Nous devons agir sur deux volets importants : il faut, d'une part, sécuriser les revenus, comme cela a été dit – nous reparlerons du commerce équitable –, et, d'autre part, faire en sorte que les systèmes assurantiels nous accompagnent en cas de difficultés et de crise. Dans le secteur bio, de telles assurances n'existent pas malgré les incitations de la politique agricole commune (PAC). Les assureurs n'y sont pas favorables, notamment parce qu'ils ne savent pas comment assurer les parcelles qui comptent deux types de culture différents, alors que ce procédé, qui favorise la résilience, est très utilisé dans le bio. Une autre approche a été proposée en 2017 consistant à formaliser des contrats tripartites entre le producteur, le transformateur et le distributeur. Sur le papier, cette approche est positive : elle engage un prix, plancher ou non – nous avons cependant eu du mal à obtenir que ce prix rémunère l'agriculteur à hauteur de 2 Smic, la plupart des acteurs en aval considérant qu'un Smic est déjà suffisant.

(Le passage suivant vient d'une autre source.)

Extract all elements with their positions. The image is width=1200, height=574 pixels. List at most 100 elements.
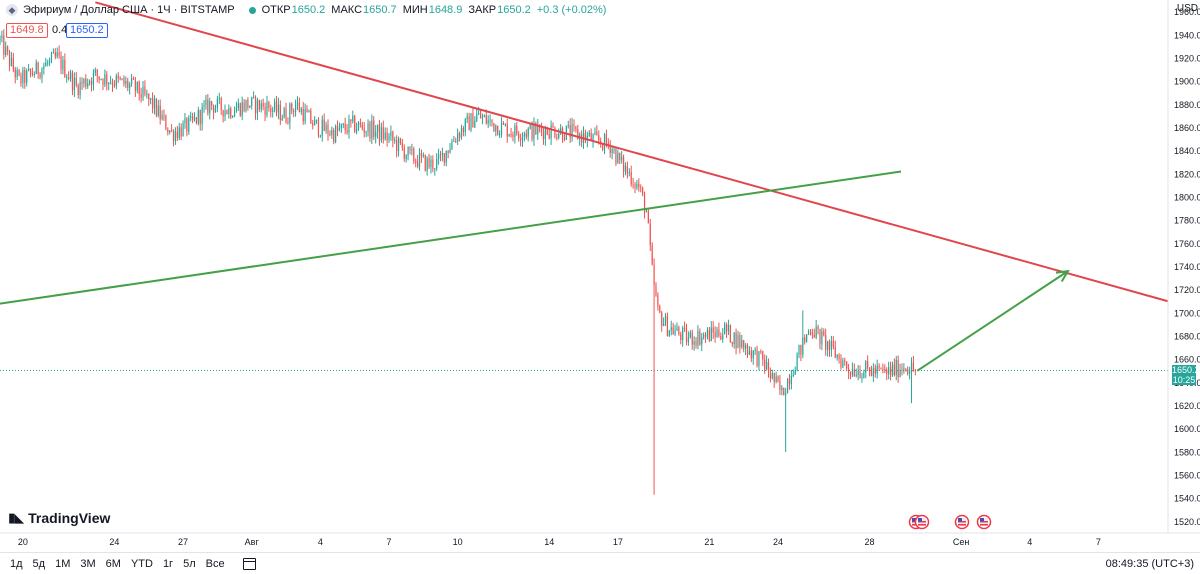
timeframe-5d[interactable]: 5д (32, 557, 46, 570)
candle-body (514, 125, 516, 137)
candle-body (674, 330, 676, 335)
candle-body (701, 337, 703, 345)
candle-body (369, 122, 371, 139)
candle-body (603, 134, 606, 150)
candle-body (748, 350, 751, 355)
timeframe-ytd[interactable]: YTD (130, 557, 153, 570)
candle-body (605, 134, 608, 144)
candle-body (586, 135, 588, 141)
candle-body (716, 329, 718, 338)
candle-body (907, 369, 909, 374)
candle-body (436, 158, 438, 169)
timeframe-3m[interactable]: 3М (80, 557, 96, 570)
candle-body (321, 119, 323, 136)
candle-body (312, 123, 314, 126)
candle-body (195, 117, 198, 124)
candle-body (634, 184, 636, 188)
y-tick-label: 1720.0 (1174, 285, 1200, 295)
candle-body (163, 115, 165, 117)
open-label: ОТКР (261, 4, 291, 16)
candle-body (722, 334, 724, 340)
currency-selector[interactable]: USD (1176, 3, 1198, 14)
candle-body (445, 150, 447, 163)
us-flag-event-icon[interactable] (976, 514, 992, 530)
candle-body (317, 119, 320, 136)
candle-body (94, 69, 96, 73)
candle-body (129, 84, 131, 89)
candle-body (214, 107, 217, 113)
candle-body (737, 335, 739, 349)
candle-body (552, 125, 554, 128)
us-flag-event-icon[interactable] (954, 514, 970, 530)
candle-body (48, 59, 51, 63)
x-tick-label: 20 (18, 537, 28, 547)
candle-body (184, 118, 186, 124)
candle-body (380, 127, 382, 141)
candle-body (523, 133, 526, 137)
candle-body (897, 359, 899, 378)
buy-button[interactable]: 1650.2 (66, 23, 108, 38)
candle-body (643, 194, 646, 213)
candle-body (5, 46, 7, 55)
candle-body (447, 150, 449, 153)
flag-canton (918, 518, 922, 522)
candle-body (783, 387, 785, 396)
candle-body (813, 334, 815, 338)
candle-body (468, 116, 470, 131)
symbol-title[interactable]: Эфириум / Доллар США · 1Ч · BITSTAMP (23, 4, 235, 16)
flag-stripe (958, 521, 966, 523)
candle-body (703, 334, 705, 338)
candle-body (260, 103, 262, 110)
flag-canton (912, 518, 916, 522)
clock[interactable]: 08:49:35 (UTC+3) (1105, 558, 1194, 570)
candle-body (758, 351, 760, 366)
y-tick-label: 1580.0 (1174, 447, 1200, 457)
candle-body (481, 117, 484, 119)
candle-body (846, 361, 848, 369)
candle-body (704, 334, 707, 337)
candle-body (71, 72, 74, 91)
calendar-icon[interactable] (242, 557, 256, 570)
candle-body (186, 118, 188, 132)
candle-body (451, 141, 453, 149)
candle-body (624, 166, 627, 172)
x-tick-label: 28 (865, 537, 875, 547)
us-flag-event-icon[interactable] (914, 514, 930, 530)
candle-body (630, 172, 632, 185)
candle-body (672, 327, 674, 335)
candle-body (66, 77, 68, 79)
candle-body (397, 138, 400, 152)
tradingview-logo[interactable]: ▮◣ TradingView (8, 510, 110, 526)
timeframe-all[interactable]: Все (205, 557, 225, 570)
flag-stripe (918, 524, 926, 526)
candle-body (153, 98, 156, 109)
candle-body (527, 128, 529, 137)
candle-body (92, 72, 95, 85)
candle-body (117, 75, 119, 79)
timeframe-5y[interactable]: 5л (183, 557, 196, 570)
candle-body (98, 76, 100, 80)
timeframe-1y[interactable]: 1г (162, 557, 174, 570)
candle-body (741, 340, 743, 348)
candle-body (283, 108, 285, 118)
timeframe-6m[interactable]: 6М (105, 557, 121, 570)
sell-button[interactable]: 1649.8 (6, 23, 48, 38)
candle-body (861, 377, 863, 379)
candle-body (792, 374, 794, 377)
candle-body (18, 70, 20, 76)
candle-body (281, 117, 283, 121)
y-tick-label: 1560.0 (1174, 471, 1200, 481)
candle-body (376, 124, 379, 132)
candle-body (765, 362, 768, 370)
candle-body (127, 80, 129, 89)
candle-body (327, 124, 329, 135)
timeframe-1d[interactable]: 1д (10, 557, 23, 570)
candle-body (268, 101, 270, 108)
candle-body (689, 332, 691, 338)
candle-body (399, 138, 402, 144)
candle-body (212, 105, 215, 113)
timeframe-1m[interactable]: 1М (55, 557, 71, 570)
candle-body (441, 153, 444, 156)
candle-body (64, 59, 66, 78)
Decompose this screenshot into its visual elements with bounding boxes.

Depuis deux ans, vous le savez, la production bio est en berne et notre difficulté vient du fait que le prix n'engage pas un volume : il engage un prix moyen par rapport à un modèle d'exploitation. Ma ferme est supposée produire 45 000 poulets par an, mais le marché s'est tellement effondré depuis deux ans que l'on ne m'en achète que 21 000. Mon système ne tient donc plus et rien ne le protège dans les contrats. Dans la construction des modèles de prix plancher, il ne faudra pas oublier que d'autres aléas climatiques et sanitaires vont se produire. La peste porcine est à nos portes et la maladie hémorragique épizootique (MHE) est déjà dans le Sud-Ouest. Les exploitations existantes ne peuvent pas résister à des pertes économiques aussi violentes.

Les marges des distributeurs sont donc un sujet très important. Voici un exemple : au départ de mon exploitation, un poulet entier et vivant coûte 3,10 euros. Je trouve ses filets en vente à Paris à 51 euros le kilo. Cela fait mal quand on sait qu'à la sortie de l'abattoir le poulet coûte environ 12,50 euros. Les distributeurs nous expliquent qu'ils ne vendent pas assez et qu'ils sont obligés d'anticiper les pertes. Leurs marges sont peut-être faibles, mais l'année dernière, la grande distribution a investi 3 milliards d'euros pour faire la publicité de produits bon marché – une publicité destructrice des valeurs de nos exploitations. Une meilleure répartition des budgets de la grande distribution pourrait sans doute être envisagée afin de valoriser les produits français et de permettre qu'une partie de leur valeur nous revienne.